Lower priced fossil fuels over the past 18 months would generally indicate that investments in renewable energy would begin to decline. However, renewable energy investment was at an all-time high in 2015, and with December’s Paris Climate Agreement, it is not expected that this trend will revert anytime soon.
Given the volatile nature of power, investments in wind farms are generally accompanied by a long dated power purchase agreement (“PPA”) to provide a stabilized return for investors and to secure financing. Accounting for these PPAs can be tricky, and in practice, there are inconsistencies with the way companies are applying derivative accounting for these agreements.

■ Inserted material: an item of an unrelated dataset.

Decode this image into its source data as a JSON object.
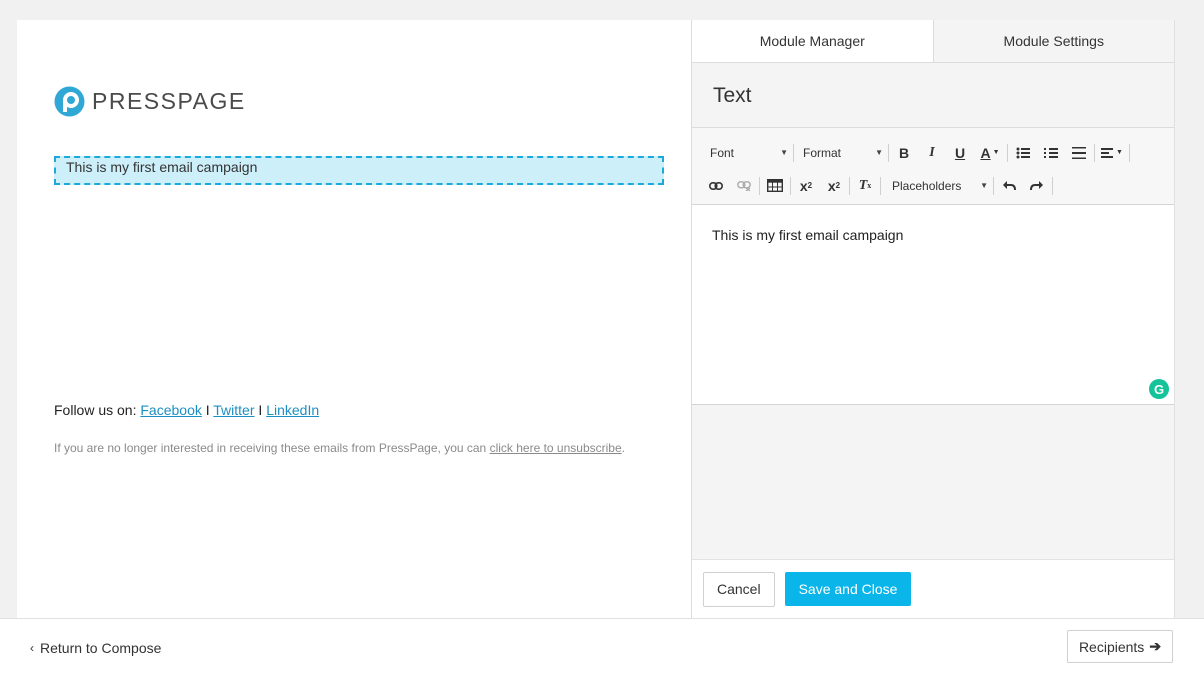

Some questions companies face when applying derivative accounting to PPAs include:
- Does the PPA have a notional amount causing it to be a derivative?
- If so, how is the notional amount determined as the volume is often contingent on how much power the wind farm produces?
- If the PPA includes multiple services (i.e. energy and renewable energy credits), is the derivative assessment made on the contract as a whole or just based on the predominant characteristics of the contract?
- Is the forward sale of renewable energy credits considered a derivative?
It’s not just companies struggling with these questions. Big 4 audit firm opinions often vary on these issues. Perhaps with the increase in renewable energy investment and as the industry matures, some of these accounting practices will align. Until then, get ready for a bumpy ride.